Le régulateur espagnol de l'nergie et de la concurrence a annoncé vendredi l'ouverture d'enquêtes formelles visant les principales sociétés énergétiques du pays ainsi que le gestionnaire du réseau électrique. Cette décision fait suite à la panne sans précédent survenue l'an dernier en Espagne et au Portugal, après la découverte de preuves de violations prolongées de certaines règles du secteur.

L'organisme de régulation a lancé des investigations sur le gestionnaire de réseau Red Eléctrica - filiale de Redeia - ainsi que sur les groupes Iberdrola, Naturgy, Endesa et Repsol. Il a également précisé que des centrales électriques spécifiques faisaient l'objet d'un examen.

Iberdrola et Endesa ont refusé de commenter ces informations. Les autres entreprises citées n'ont pas répondu immédiatement aux sollicitations.

Plusieurs enquêtes ont analysé les causes de cette panne massive, qui a plongé une grande partie de la péninsule ibérique dans le noir pendant près de 16 heures le 28 avril 2025. La plupart de ces travaux s'étaient jusqu'ici concentrés sur l'identification des causes techniques, sans établir de responsabilités.

La Comisión Nacional de los Mercados y la Competencia (CNMC) a précisé que, si ces infractions n'ont pas directement provoqué le black-out, elles pourraient avoir affecté le fonctionnement du système électrique et constituer des manquements administratifs nécessitant une procédure formelle.

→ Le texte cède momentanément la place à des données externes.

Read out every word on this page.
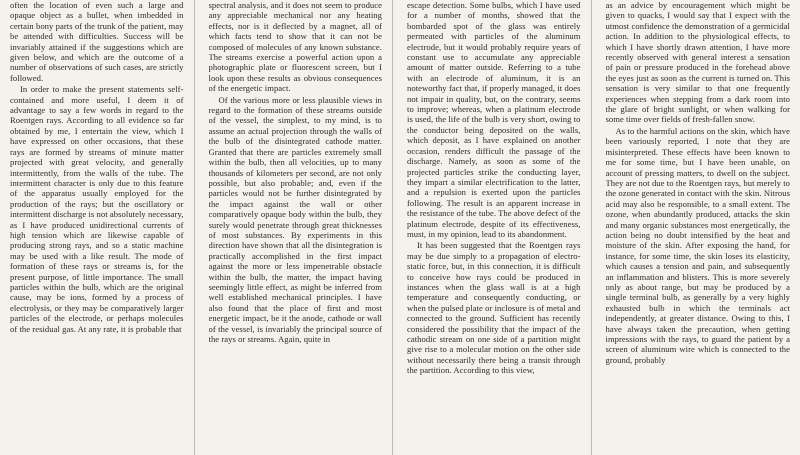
often the location of even such a large and opaque object as a bullet, when imbedded in certain bony parts of the trunk of the patient, may be attended with difficulties. Success will be invariably attained if the suggestions which are given below, and which are the outcome of a number of observations of such cases, are strictly followed.

In order to make the present statements self-contained and more useful, I deem it of advantage to say a few words in regard to the Roentgen rays. According to all evidence so far obtained by me, I entertain the view, which I have expressed on other occasions, that these rays are formed by streams of minute matter projected with great velocity, and generally intermittently, from the walls of the tube. The intermittent character is only due to this feature of the apparatus usually employed for the production of the rays; but the oscillatory or intermittent discharge is not absolutely necessary, as I have produced unidirectional currents of high tension which are likewise capable of producing strong rays, and so a static machine may be used with a like result. The mode of formation of these rays or streams is, for the present purpose, of little importance. The small particles within the bulb, which are the original cause, may be ions, formed by a process of electrolysis, or they may be comparatively larger particles of the electrode, or perhaps molecules of the residual gas. At any rate, it is probable that

spectral analysis, and it does not seem to produce any appreciable mechanical nor any heating effects, nor is it deflected by a magnet, all of which facts tend to show that it can not be composed of molecules of any known substance. The streams exercise a powerful action upon a photographic plate or fluorescent screen, but I look upon these results as obvious consequences of the energetic impact.

Of the various more or less plausible views in regard to the formation of these streams outside of the vessel, the simplest, to my mind, is to assume an actual projection through the walls of the bulb of the disintegrated cathode matter. Granted that there are particles extremely small within the bulb, then all velocities, up to many thousands of kilometers per second, are not only possible, but also probable; and, even if the particles would not be further disintegrated by the impact against the wall or other comparatively opaque body within the bulb, they surely would penetrate through great thicknesses of most substances. By experiments in this direction have shown that all the disintegration is practically accomplished in the first impact against the more or less impenetrable obstacle within the bulb, the matter, the impact having seemingly little effect, as might be inferred from well established mechanical principles. I have also found that the place of first and most energetic impact, be it the anode, cathode or wall of the vessel, is invariably the principal source of the rays or streams. Again, quite in

escape detection. Some bulbs, which I have used for a number of months, showed that the bombarded spot of the glass was entirely permeated with particles of the aluminum electrode, but it would probably require years of constant use to accumulate any appreciable amount of matter outside. Referring to a tube with an electrode of aluminum, it is an noteworthy fact that, if properly managed, it does not impair in quality, but, on the contrary, seems to improve; whereas, when a platinum electrode is used, the life of the bulb is very short, owing to the conductor being deposited on the walls, which deposit, as I have explained on another occasion, renders difficult the passage of the discharge. Namely, as soon as some of the projected particles strike the conducting layer, they impart a similar electrification to the latter, and a repulsion is exerted upon the particles following. The result is an apparent increase in the resistance of the tube. The above defect of the platinum electrode, despite of its effectiveness, must, in my opinion, lead to its abandonment.

It has been suggested that the Roentgen rays may be due simply to a propagation of electro-static force, but, in this connection, it is difficult to conceive how rays could be produced in instances when the glass wall is at a high temperature and consequently conducting, or when the pulsed plate or inclosure is of metal and connected to the ground. Sufficient has recently considered the possibility that the impact of the cathodic stream on one side of a partition might give rise to a molecular motion on the other side without necessarily there being a transit through the partition. According to this view,

as an advice by encouragement which might be given to quacks, I would say that I expect with the utmost confidence the demonstration of a germicidal action. In addition to the physiological effects, to which I have shortly drawn attention, I have more recently observed with general interest a sensation of pain or pressure produced in the forehead above the eyes just as soon as the current is turned on. This sensation is very similar to that one frequently experiences when stepping from a dark room into the glare of bright sunlight, or when walking for some time over fields of fresh-fallen snow.

As to the harmful actions on the skin, which have been variously reported, I note that they are misinterpreted. These effects have been known to me for some time, but I have been unable, on account of pressing matters, to dwell on the subject. They are not due to the Roentgen rays, but merely to the ozone generated in contact with the skin. Nitrous acid may also be responsible, to a small extent. The ozone, when abundantly produced, attacks the skin and many organic substances most energetically, the action being no doubt intensified by the heat and moisture of the skin. After exposing the hand, for instance, for some time, the skin loses its elasticity, which causes a tension and pain, and subsequently an inflammation and blisters. This is more severely only as about range, but may be produced by a single terminal bulb, as generally by a very highly exhausted bulb in which the terminals act independently, at greater distance. Owing to this, I have always taken the precaution, when getting impressions with the rays, to guard the patient by a screen of aluminum wire which is connected to the ground, probably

Les noms des sociétés visées ont été publiés sur le site internet du régulateur après la clôture des marchés.

Dans un rapport publié le mois dernier, la CNMC avait recommandé des mesures pour atténuer les fluctuations de tension sur le réseau et renforcer les interconnexions électriques avec la France. Elle n'avait alors attribué aucune faute, indiquant que les éventuelles infractions feraient l'objet d'un examen distinct.

Vendredi, la CNMC a déclaré avoir détecté une succession d'événements ayant progressivement déstabilisé le système électrique jusqu'au black-out, dont la cause immédiate fut une surtension. Elle a ajouté que certaines infractions présumées avaient persisté sur de longues périodes, tout en soulignant que cela ne signifiait pas encore une attribution de responsabilité aux entreprises concernées.